Richardson is asking for $325.5 million from the nuclear waste fund, which collects one-tenth of a cent each month on each kilowatt hour sold to nuclear utility customers. The other $77.1 million would come from tax dollars to cover Defense Department radioactive wastes.
"We don't think we have enough funds to complete Yucca Mountain suitability by 2001," Richardson said as he presented the DOE's 2001 budget Monday during a teleconference from Washington. The DOE is working on a plan due at the end of this year to tell people how it will seek a license for the repository that would hold 77,000 tons of highly radioactive commercial and defense waste.
Richardson said the administration is opposed to the latest version of a bill for temporary storage at the mountain.
Sen. Frank Murkowski, R-Alaska, is working to change his temporary storage bill to prevent a presidential veto. The bill switched responsibility for setting radiation standards at Yucca from the Environmental Protection Agency to the Nuclear Regulatory Commission, which is responsible for licensing a repository.
"We will strongly oppose Sen. Murkowski's new version of the bill," Richardson said. Under the bill, nuclear wastes could arrive at Yucca by 2007. A repository is not expected to open until 2010 at the earliest.
The DOE also requested $684.2 million for defense programs at the Nevada Test Site.
The budget requested is about $4 million more than this year's funding, said David Marks, assistant manager for budget and financial services at DOE's Nevada Operations Office, a very small increase. "We don't see a major growth pattern in any program," Marks said.
Defense Department programs would receive $218 million. The bulk of that -- $187.9 million -- will continue a series of subcritical experiments of nuclear weapons materials. The experiments are conducted underground and do not utilize nuclear explosions, DOE experts said.
The experiments help scientists ensure the safety of nuclear weapons stockpiled in the U.S. arsenal without actual full-scale underground blasts.
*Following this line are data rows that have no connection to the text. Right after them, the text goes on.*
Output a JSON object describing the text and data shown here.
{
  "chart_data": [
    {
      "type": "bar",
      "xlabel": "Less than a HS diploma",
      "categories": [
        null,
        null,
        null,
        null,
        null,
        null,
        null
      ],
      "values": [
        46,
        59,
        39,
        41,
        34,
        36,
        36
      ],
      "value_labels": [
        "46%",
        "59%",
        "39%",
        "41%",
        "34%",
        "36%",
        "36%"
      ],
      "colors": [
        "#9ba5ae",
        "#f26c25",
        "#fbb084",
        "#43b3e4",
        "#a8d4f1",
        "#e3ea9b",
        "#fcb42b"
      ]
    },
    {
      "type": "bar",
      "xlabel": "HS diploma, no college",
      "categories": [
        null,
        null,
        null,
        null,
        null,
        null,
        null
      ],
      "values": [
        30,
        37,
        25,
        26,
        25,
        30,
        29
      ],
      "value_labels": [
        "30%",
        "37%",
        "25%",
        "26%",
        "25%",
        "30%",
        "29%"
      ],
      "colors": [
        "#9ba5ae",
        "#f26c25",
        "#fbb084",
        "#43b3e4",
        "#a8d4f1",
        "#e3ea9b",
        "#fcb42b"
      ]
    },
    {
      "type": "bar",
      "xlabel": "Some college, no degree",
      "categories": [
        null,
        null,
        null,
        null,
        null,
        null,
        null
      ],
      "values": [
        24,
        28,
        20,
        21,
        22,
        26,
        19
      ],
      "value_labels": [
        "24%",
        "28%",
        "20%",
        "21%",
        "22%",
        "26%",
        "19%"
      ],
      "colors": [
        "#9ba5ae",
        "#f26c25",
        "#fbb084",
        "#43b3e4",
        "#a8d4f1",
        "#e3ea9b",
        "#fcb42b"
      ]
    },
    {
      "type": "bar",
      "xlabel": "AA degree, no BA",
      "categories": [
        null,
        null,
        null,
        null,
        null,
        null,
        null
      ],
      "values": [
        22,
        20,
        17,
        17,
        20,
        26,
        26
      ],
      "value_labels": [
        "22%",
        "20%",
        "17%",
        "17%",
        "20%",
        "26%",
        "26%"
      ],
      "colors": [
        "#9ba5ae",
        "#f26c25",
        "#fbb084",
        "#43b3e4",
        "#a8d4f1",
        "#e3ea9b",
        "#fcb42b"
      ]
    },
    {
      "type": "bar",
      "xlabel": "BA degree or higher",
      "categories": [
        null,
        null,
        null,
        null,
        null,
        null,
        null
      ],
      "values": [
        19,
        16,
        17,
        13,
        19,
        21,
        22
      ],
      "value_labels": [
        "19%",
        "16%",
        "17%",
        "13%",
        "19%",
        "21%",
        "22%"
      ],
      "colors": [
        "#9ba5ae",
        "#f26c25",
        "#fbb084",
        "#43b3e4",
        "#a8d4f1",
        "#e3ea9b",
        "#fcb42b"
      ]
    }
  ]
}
There have been no U.S. nuclear tests since 1992.
The DOE expects 5,550 workers at the Test Site in 2001, down 42 employees who will either retire or leave through attrition, Marks said. In the 1970s the Test Site boasted more than 11,000 workers.
The bright spot is $90.2 million budgeted for environmental cleanup, said the DOE's Carl Gertz, assistant environmental manager. That's $3 million higher than this year's budget, he said.